Элементом языка, на котором изъяснялось юродство, была «нагота». Его языком служила система элементов — причудливы и элементы и их система. «Юродивые не изобретают оригинальных принципов кодирования»[198], — пишет Панченко. Что юродивые «пользуются теми же приемами, какими пользуется фольклор»[199], — как продолжает исследователь, — сомнений не вызывает — «он условие, делающее возможным их общение с аудиторией». Исследователь подметил, что «сказки о дураках — один из важнейших источников для понимания феномена юродства»[200]. Это подтвердило и исследование Снигиревой. «Один из важнейших» источников, но не единственный из них.
Выше было обращено внимание на тексты Священного Писания, к которым восходит понятие о юродстве в христианстве. То, что «свое нравственное оправдание» юродство берет в Евангелии, отмечал и Панченко[201]. Как согласовать мировоззрение фольклорное с евангельским? «Юродивый, — по словам Панченко, — балансирует на грани между смешным и серьезным, олицетворяя собою трагический вариант «смехового мира»[202]. Воздержимся от суждения об этом.
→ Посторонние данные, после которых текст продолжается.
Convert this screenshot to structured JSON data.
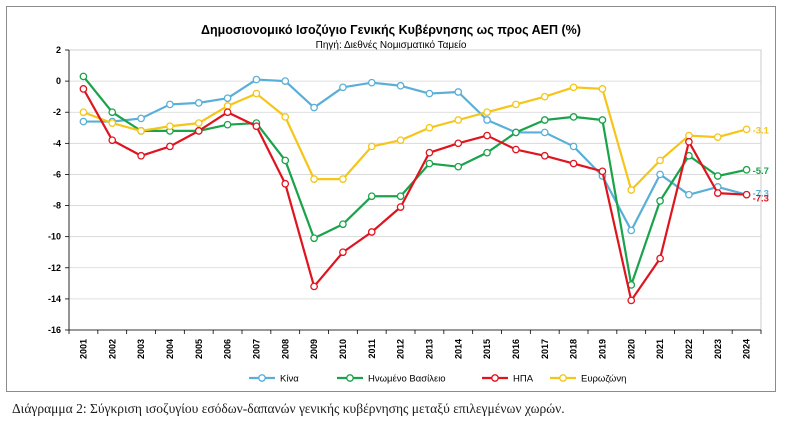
{
  "caption": "Διάγραμμα 2: Σύγκριση ισοζυγίου εσόδων-δαπανών γενικής κυβέρνησης μεταξύ επιλεγμένων χωρών.",
  "chart_data": {
    "type": "line",
    "title": "Δημοσιονομικό Ισοζύγιο Γενικής Κυβέρνησης ως προς ΑΕΠ (%)",
    "subtitle": "Πηγή: Διεθνές Νομισματικό Ταμείο",
    "xlabel": "",
    "ylabel": "",
    "ylim": [
      -16,
      2
    ],
    "yticks": [
      "2",
      "0",
      "-2",
      "-4",
      "-6",
      "-8",
      "-10",
      "-12",
      "-14",
      "-16"
    ],
    "x": [
      "2001",
      "2002",
      "2003",
      "2004",
      "2005",
      "2006",
      "2007",
      "2008",
      "2009",
      "2010",
      "2011",
      "2012",
      "2013",
      "2014",
      "2015",
      "2016",
      "2017",
      "2018",
      "2019",
      "2020",
      "2021",
      "2022",
      "2023",
      "2024"
    ],
    "grid": true,
    "legend": "bottom",
    "series": [
      {
        "name": "Κίνα",
        "color": "#5aafd8",
        "end_label": "-7.3",
        "values": [
          -2.6,
          -2.6,
          -2.4,
          -1.5,
          -1.4,
          -1.1,
          0.1,
          0.0,
          -1.7,
          -0.4,
          -0.1,
          -0.3,
          -0.8,
          -0.7,
          -2.5,
          -3.3,
          -3.3,
          -4.2,
          -6.1,
          -9.6,
          -6.0,
          -7.3,
          -6.8,
          -7.3
        ]
      },
      {
        "name": "Ηνωμένο Βασίλειο",
        "color": "#1aa34a",
        "end_label": "-5.7",
        "values": [
          0.3,
          -2.0,
          -3.2,
          -3.2,
          -3.2,
          -2.8,
          -2.7,
          -5.1,
          -10.1,
          -9.2,
          -7.4,
          -7.4,
          -5.3,
          -5.5,
          -4.6,
          -3.3,
          -2.5,
          -2.3,
          -2.5,
          -13.1,
          -7.7,
          -4.8,
          -6.1,
          -5.7
        ]
      },
      {
        "name": "ΗΠΑ",
        "color": "#e0141e",
        "end_label": "-7.3",
        "values": [
          -0.5,
          -3.8,
          -4.8,
          -4.2,
          -3.2,
          -2.0,
          -2.9,
          -6.6,
          -13.2,
          -11.0,
          -9.7,
          -8.1,
          -4.6,
          -4.0,
          -3.5,
          -4.4,
          -4.8,
          -5.3,
          -5.8,
          -14.1,
          -11.4,
          -3.9,
          -7.2,
          -7.3
        ]
      },
      {
        "name": "Ευρωζώνη",
        "color": "#f5c518",
        "end_label": "-3.1",
        "values": [
          -2.0,
          -2.7,
          -3.2,
          -2.9,
          -2.7,
          -1.6,
          -0.8,
          -2.3,
          -6.3,
          -6.3,
          -4.2,
          -3.8,
          -3.0,
          -2.5,
          -2.0,
          -1.5,
          -1.0,
          -0.4,
          -0.5,
          -7.0,
          -5.1,
          -3.5,
          -3.6,
          -3.1
        ]
      }
    ]
  }
}
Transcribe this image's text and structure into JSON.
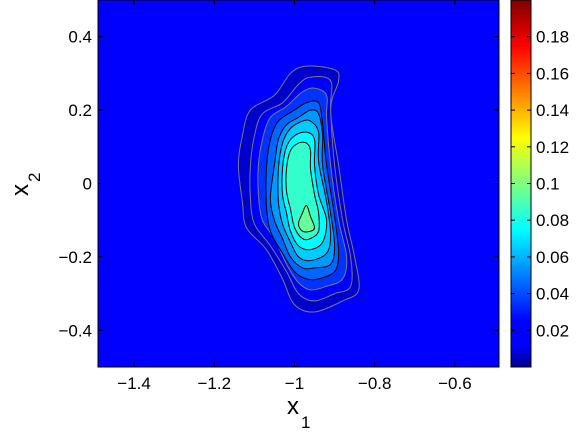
{
  "chart_data": {
    "type": "contour",
    "xlabel": {
      "base": "x",
      "sub": "1"
    },
    "ylabel": {
      "base": "x",
      "sub": "2"
    },
    "xlim": [
      -1.49,
      -0.49
    ],
    "ylim": [
      -0.5,
      0.5
    ],
    "x_ticks": [
      -1.4,
      -1.2,
      -1,
      -0.8,
      -0.6
    ],
    "x_tick_labels": [
      "−1.4",
      "−1.2",
      "−1",
      "−0.8",
      "−0.6"
    ],
    "y_ticks": [
      0.4,
      0.2,
      0,
      -0.2,
      -0.4
    ],
    "y_tick_labels": [
      "0.4",
      "0.2",
      "0",
      "−0.2",
      "−0.4"
    ],
    "colorbar": {
      "colormap": "jet",
      "range": [
        0,
        0.2
      ],
      "ticks": [
        0.02,
        0.04,
        0.06,
        0.08,
        0.1,
        0.12,
        0.14,
        0.16,
        0.18
      ],
      "tick_labels": [
        "0.02",
        "0.04",
        "0.06",
        "0.08",
        "0.1",
        "0.12",
        "0.14",
        "0.16",
        "0.18"
      ]
    },
    "contours": [
      {
        "level": 0.01,
        "points": [
          [
            -1.13,
            0.13
          ],
          [
            -1.11,
            0.2
          ],
          [
            -1.05,
            0.24
          ],
          [
            -1.01,
            0.3
          ],
          [
            -0.97,
            0.32
          ],
          [
            -0.9,
            0.31
          ],
          [
            -0.89,
            0.28
          ],
          [
            -0.91,
            0.2
          ],
          [
            -0.89,
            0.05
          ],
          [
            -0.87,
            -0.1
          ],
          [
            -0.85,
            -0.2
          ],
          [
            -0.84,
            -0.29
          ],
          [
            -0.88,
            -0.32
          ],
          [
            -0.95,
            -0.35
          ],
          [
            -1.0,
            -0.33
          ],
          [
            -1.03,
            -0.26
          ],
          [
            -1.07,
            -0.18
          ],
          [
            -1.12,
            -0.12
          ],
          [
            -1.13,
            -0.05
          ],
          [
            -1.14,
            0.05
          ]
        ]
      },
      {
        "level": 0.02,
        "points": [
          [
            -1.1,
            0.13
          ],
          [
            -1.08,
            0.19
          ],
          [
            -1.03,
            0.22
          ],
          [
            -0.99,
            0.27
          ],
          [
            -0.96,
            0.29
          ],
          [
            -0.91,
            0.28
          ],
          [
            -0.91,
            0.2
          ],
          [
            -0.9,
            0.05
          ],
          [
            -0.88,
            -0.1
          ],
          [
            -0.86,
            -0.2
          ],
          [
            -0.86,
            -0.28
          ],
          [
            -0.9,
            -0.3
          ],
          [
            -0.95,
            -0.32
          ],
          [
            -0.99,
            -0.3
          ],
          [
            -1.02,
            -0.24
          ],
          [
            -1.06,
            -0.17
          ],
          [
            -1.1,
            -0.11
          ],
          [
            -1.11,
            -0.04
          ],
          [
            -1.11,
            0.05
          ]
        ]
      },
      {
        "level": 0.03,
        "points": [
          [
            -1.08,
            0.12
          ],
          [
            -1.06,
            0.18
          ],
          [
            -1.02,
            0.21
          ],
          [
            -0.98,
            0.25
          ],
          [
            -0.95,
            0.26
          ],
          [
            -0.92,
            0.24
          ],
          [
            -0.92,
            0.18
          ],
          [
            -0.91,
            0.05
          ],
          [
            -0.89,
            -0.1
          ],
          [
            -0.87,
            -0.2
          ],
          [
            -0.88,
            -0.26
          ],
          [
            -0.92,
            -0.28
          ],
          [
            -0.96,
            -0.29
          ],
          [
            -0.99,
            -0.27
          ],
          [
            -1.02,
            -0.22
          ],
          [
            -1.05,
            -0.15
          ],
          [
            -1.08,
            -0.1
          ],
          [
            -1.09,
            -0.03
          ],
          [
            -1.09,
            0.05
          ]
        ]
      },
      {
        "level": 0.04,
        "points": [
          [
            -1.06,
            0.12
          ],
          [
            -1.04,
            0.17
          ],
          [
            -1.0,
            0.2
          ],
          [
            -0.97,
            0.22
          ],
          [
            -0.94,
            0.22
          ],
          [
            -0.93,
            0.16
          ],
          [
            -0.92,
            0.05
          ],
          [
            -0.9,
            -0.09
          ],
          [
            -0.89,
            -0.19
          ],
          [
            -0.9,
            -0.24
          ],
          [
            -0.94,
            -0.26
          ],
          [
            -0.97,
            -0.26
          ],
          [
            -1.0,
            -0.24
          ],
          [
            -1.03,
            -0.19
          ],
          [
            -1.06,
            -0.13
          ],
          [
            -1.07,
            -0.06
          ],
          [
            -1.07,
            0.04
          ]
        ]
      },
      {
        "level": 0.05,
        "points": [
          [
            -1.04,
            0.12
          ],
          [
            -1.02,
            0.16
          ],
          [
            -0.99,
            0.18
          ],
          [
            -0.96,
            0.2
          ],
          [
            -0.94,
            0.19
          ],
          [
            -0.93,
            0.13
          ],
          [
            -0.93,
            0.05
          ],
          [
            -0.91,
            -0.08
          ],
          [
            -0.9,
            -0.17
          ],
          [
            -0.91,
            -0.22
          ],
          [
            -0.95,
            -0.23
          ],
          [
            -0.98,
            -0.23
          ],
          [
            -1.01,
            -0.2
          ],
          [
            -1.03,
            -0.15
          ],
          [
            -1.05,
            -0.1
          ],
          [
            -1.06,
            -0.04
          ],
          [
            -1.05,
            0.05
          ]
        ]
      },
      {
        "level": 0.06,
        "points": [
          [
            -1.03,
            0.11
          ],
          [
            -1.01,
            0.15
          ],
          [
            -0.98,
            0.17
          ],
          [
            -0.96,
            0.17
          ],
          [
            -0.94,
            0.14
          ],
          [
            -0.94,
            0.06
          ],
          [
            -0.92,
            -0.05
          ],
          [
            -0.91,
            -0.14
          ],
          [
            -0.92,
            -0.19
          ],
          [
            -0.96,
            -0.21
          ],
          [
            -0.99,
            -0.2
          ],
          [
            -1.01,
            -0.16
          ],
          [
            -1.03,
            -0.11
          ],
          [
            -1.04,
            -0.05
          ],
          [
            -1.04,
            0.04
          ]
        ]
      },
      {
        "level": 0.07,
        "points": [
          [
            -1.02,
            0.1
          ],
          [
            -1.0,
            0.13
          ],
          [
            -0.97,
            0.14
          ],
          [
            -0.95,
            0.12
          ],
          [
            -0.95,
            0.05
          ],
          [
            -0.94,
            -0.03
          ],
          [
            -0.92,
            -0.1
          ],
          [
            -0.93,
            -0.16
          ],
          [
            -0.96,
            -0.18
          ],
          [
            -0.99,
            -0.17
          ],
          [
            -1.01,
            -0.13
          ],
          [
            -1.02,
            -0.08
          ],
          [
            -1.03,
            -0.03
          ],
          [
            -1.03,
            0.04
          ]
        ]
      },
      {
        "level": 0.08,
        "points": [
          [
            -1.01,
            0.09
          ],
          [
            -0.99,
            0.11
          ],
          [
            -0.97,
            0.11
          ],
          [
            -0.96,
            0.09
          ],
          [
            -0.96,
            0.04
          ],
          [
            -0.95,
            -0.03
          ],
          [
            -0.94,
            -0.08
          ],
          [
            -0.94,
            -0.13
          ],
          [
            -0.96,
            -0.15
          ],
          [
            -0.98,
            -0.15
          ],
          [
            -1.0,
            -0.12
          ],
          [
            -1.01,
            -0.07
          ],
          [
            -1.02,
            -0.02
          ],
          [
            -1.02,
            0.04
          ]
        ]
      },
      {
        "level": 0.09,
        "points": [
          [
            -0.97,
            -0.06
          ],
          [
            -0.96,
            -0.09
          ],
          [
            -0.95,
            -0.12
          ],
          [
            -0.96,
            -0.13
          ],
          [
            -0.98,
            -0.13
          ],
          [
            -0.99,
            -0.11
          ],
          [
            -0.98,
            -0.08
          ]
        ]
      }
    ]
  }
}
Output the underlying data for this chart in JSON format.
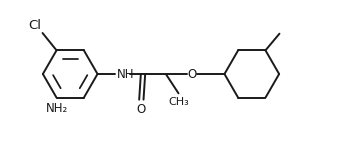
{
  "bg_color": "#ffffff",
  "line_color": "#1a1a1a",
  "text_color": "#1a1a1a",
  "line_width": 1.4,
  "font_size": 8.5,
  "xlim": [
    0,
    10
  ],
  "ylim": [
    0,
    4.7
  ]
}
Много очевидней, что юродивый «балансировал» между народной культурой и нравственными максимами Евангелия. Размах колебаний велик, и евангельский «крен», насколько он был осуществим и осуществлялся, служил не отрыву от народной культуры, а ее одухотворению. И если между аудиторией и юродивым устанавливалось взаимопонимание, какими бы в наших глазах причудливыми не выглядели его формы, это свидетельство, что обе стороны «действа» объяснялись не только на языке образов, представлений и понятий фольклора. Язык юродивых — язык божественный, точнее язык Святого Духа. Как таковой он и не может быть адекватно передан на знаковом языке фольклора (в репертуаре знаков он остается). К какому бы языку ни прибегали юродивые, он неминуемо останется условным, импровизированным, доступным аудитории (как и пониманию самого юродивого) только отчасти: евангельское «отчасти знаем и отчасти проповедуем».